The loess smooth (locally weighted polynomial regression) doesn’t replace the need for a model. There may be a relationship but we can’t dismiss or accept it without modelling.
Model fitting
In order to fit the model, we need to tell glm() how many successes and failures we had. In the data frame, the relevant variables are
vacc_num- numerator for vaccine coverage, \(y\)vacc_denom- denominator for vaccine coverage, \(n\)urbanpct- proportion (not percentage) explanatory variable, \(x\)

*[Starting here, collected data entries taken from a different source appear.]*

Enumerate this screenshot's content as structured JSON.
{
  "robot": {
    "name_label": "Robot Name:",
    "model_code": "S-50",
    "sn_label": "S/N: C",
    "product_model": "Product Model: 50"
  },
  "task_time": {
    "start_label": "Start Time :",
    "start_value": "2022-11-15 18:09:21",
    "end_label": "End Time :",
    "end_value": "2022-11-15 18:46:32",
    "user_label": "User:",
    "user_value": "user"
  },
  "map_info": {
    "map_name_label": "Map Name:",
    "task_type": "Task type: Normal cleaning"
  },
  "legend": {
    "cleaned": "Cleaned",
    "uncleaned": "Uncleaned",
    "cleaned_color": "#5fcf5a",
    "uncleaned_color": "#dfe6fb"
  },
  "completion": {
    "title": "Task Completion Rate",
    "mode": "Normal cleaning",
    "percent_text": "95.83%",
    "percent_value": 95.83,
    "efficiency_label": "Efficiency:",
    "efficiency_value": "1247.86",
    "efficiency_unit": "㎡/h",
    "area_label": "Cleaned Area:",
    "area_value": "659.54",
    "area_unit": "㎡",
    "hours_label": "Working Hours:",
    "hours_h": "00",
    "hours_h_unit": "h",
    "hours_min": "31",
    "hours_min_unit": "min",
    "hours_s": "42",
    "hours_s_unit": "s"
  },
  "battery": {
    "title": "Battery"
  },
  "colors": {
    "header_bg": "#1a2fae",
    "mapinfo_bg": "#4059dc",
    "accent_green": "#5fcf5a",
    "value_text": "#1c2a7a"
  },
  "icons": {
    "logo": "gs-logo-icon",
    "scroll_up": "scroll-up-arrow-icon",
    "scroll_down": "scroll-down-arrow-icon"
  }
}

So our number of failures is
adm2 <- mutate(adm2, vacc_fail = vacc_denom - vacc_num)
and the model call is
adm2_binom <- glm(data = adm2,
cbind(vacc_num, vacc_fail) ~ urbanpct,
family = 'binomial')
Diagnostics
Exercise: Show the model summary
We can also ask for tidier model summaries either as a data frame for the coefficients
library(broom)
tidy(adm2_binom, conf.int = TRUE)
or the model diagnostics
glance(adm2_binom)
Prediction
Our observed range of proportion of each region living in an urban area is (0.03, 1) which covers both almost completely urban and almost completely rural areas.
If we want to know what the predicted vaccine coverage was for each region, we can ask for the fitted values from our model
head(fitted.values(adm2_binom)) # this is the first six of 138
or use the predict() function on the fitted model
head(predict(adm2_binom, type = 'response'))
One of the easiest ways to do this is to use the augment() function from the broom package. It gives us a data frame with the variables used to fit the model and a number of model diagnostics.
rats_aug <- augment(rats_lm)
head(rats_aug)
We need to specify what type of predictions we want, as the default behaviour is to return them on the link (here, logit) scale
head(predict(adm2_binom))
## 1 2 3 4 5 6
## 1.0302790 1.0367966 1.0241369 0.9863693 0.6342611 0.7650887
and we see that some predicted values are \(> 1\) which means these can’t possibly be predicted proportions.
Exercise: Add the predicted values (on the response scale) to the adm2 data frame and make a plot showing the predicted and observed values.
Exercise: Create a spatial visualisation of the residuals (on the logit scale). Discuss whether they appear to be IID with correlation of 0.
Extension exercise: Calculate the relative risk of vaccine coverage for a completely rural vs a completely urban population, given by finding the ratio of the probabilities in each.
Extension exercise: Fit a Poisson GLM to the vaccine coverage data. The offset variable to be used is the vacc_exp, which is derived from the proportion of vaccinees expected to be found in each arrondissement if the coverage was equal.
Extension exercise: Calculate the change in risk (relative) associated with a change from urbanicity of 1 to 0 by exponentiating the coefficient.